Both are recruiting help, hiring, building more track in a rail transportation boom that carries unprecedented loads of freight, coal and agricultural commodies through the state.

UP said it earned $485 million, or $1.78 per share, during the quarter that ended Dec. 31. That’s up from last year’s $296 million, $1.10 per share.

The result surpassed the expectations of analysts polled by Thomson Financial, who had forecast a profit of $1.57 per share.

Revenue grew 9 percent, to $3.96 billion from $3.62 billion, but was below analysts’ expectations for revenue of $4.03 billion.

Union Pacific said it posted improved revenue in five of its six business groups, led by 20 percent increases from shipping agricultural and energy-related commodities. Revenue from industrial products fell slightly.

”Overall, we turned in a great fourth-quarter performance ”” a strong finish to a record year,” said Jim Young, UP’s president and chief executive.

Throughout most of 2006, Union Pacific enjoyed relatively calm weather across most of its network, but in the first weeks of 2007, the railroad has already faced ice storms that caused widespread power outages and delayed shipments, said Jack Koraleski, executive vice president of sales and marketing.
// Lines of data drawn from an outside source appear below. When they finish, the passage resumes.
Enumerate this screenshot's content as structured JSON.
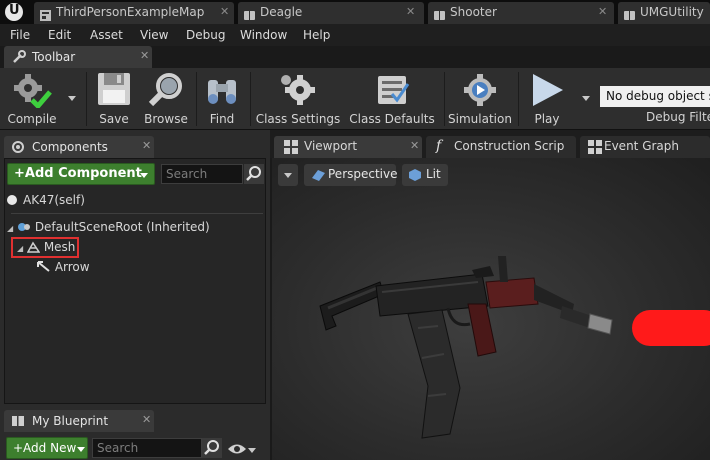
{
  "doc_tabs": [
    {
      "label": "ThirdPersonExampleMap",
      "icon": "map-icon"
    },
    {
      "label": "Deagle",
      "icon": "blueprint-icon"
    },
    {
      "label": "Shooter",
      "icon": "blueprint-icon"
    },
    {
      "label": "UMGUtility",
      "icon": "blueprint-icon"
    }
  ],
  "menu": [
    "File",
    "Edit",
    "Asset",
    "View",
    "Debug",
    "Window",
    "Help"
  ],
  "toolbar_panel": {
    "title": "Toolbar"
  },
  "toolbar": {
    "compile": "Compile",
    "save": "Save",
    "browse": "Browse",
    "find": "Find",
    "class_settings": "Class Settings",
    "class_defaults": "Class Defaults",
    "simulation": "Simulation",
    "play": "Play",
    "debug_object": "No debug object selected",
    "debug_filter": "Debug Filter"
  },
  "components": {
    "title": "Components",
    "add_label": "+Add Component",
    "search_placeholder": "Search",
    "self_item": "AK47(self)",
    "root": "DefaultSceneRoot (Inherited)",
    "mesh": "Mesh",
    "arrow": "Arrow"
  },
  "my_blueprint": {
    "title": "My Blueprint",
    "add_label": "+Add New",
    "search_placeholder": "Search"
  },
  "editor_tabs": {
    "viewport": "Viewport",
    "construction": "Construction Scrip",
    "event_graph": "Event Graph"
  },
  "viewport": {
    "perspective": "Perspective",
    "lit": "Lit"
  },
  "colors": {
    "accent_green": "#3d7f2e",
    "highlight_red": "#e03030",
    "debug_arrow_red": "#ff1a1a"
  }
}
The weather will likely reduce shipping volume by 4 to 5 percent across Union Pacific in January, and company officials expect the economy to remain slow for much of the first half of 2007.

But Union Pacific officials remain optimistic about the full year and predict revenue growth of 6 to 7 percent and growth in earnings per share 10 to 15 percent.

Union Pacific officials expect the biggest volume growth in its energy and intermodal shipping businesses as more ethanol plants continue to open and coal demand remains high. Intermodal service transferfreight among different types of transportation, such as loading shipping containers from oceangoing freighters onto rail cars for final delivery.

Railroad officials predict first-quarter earnings per share will fall between $1.25 and $1.35.

Union Pacific operates 32,400 miles of track in 23 states from the Midwest to the West and Gulf coasts.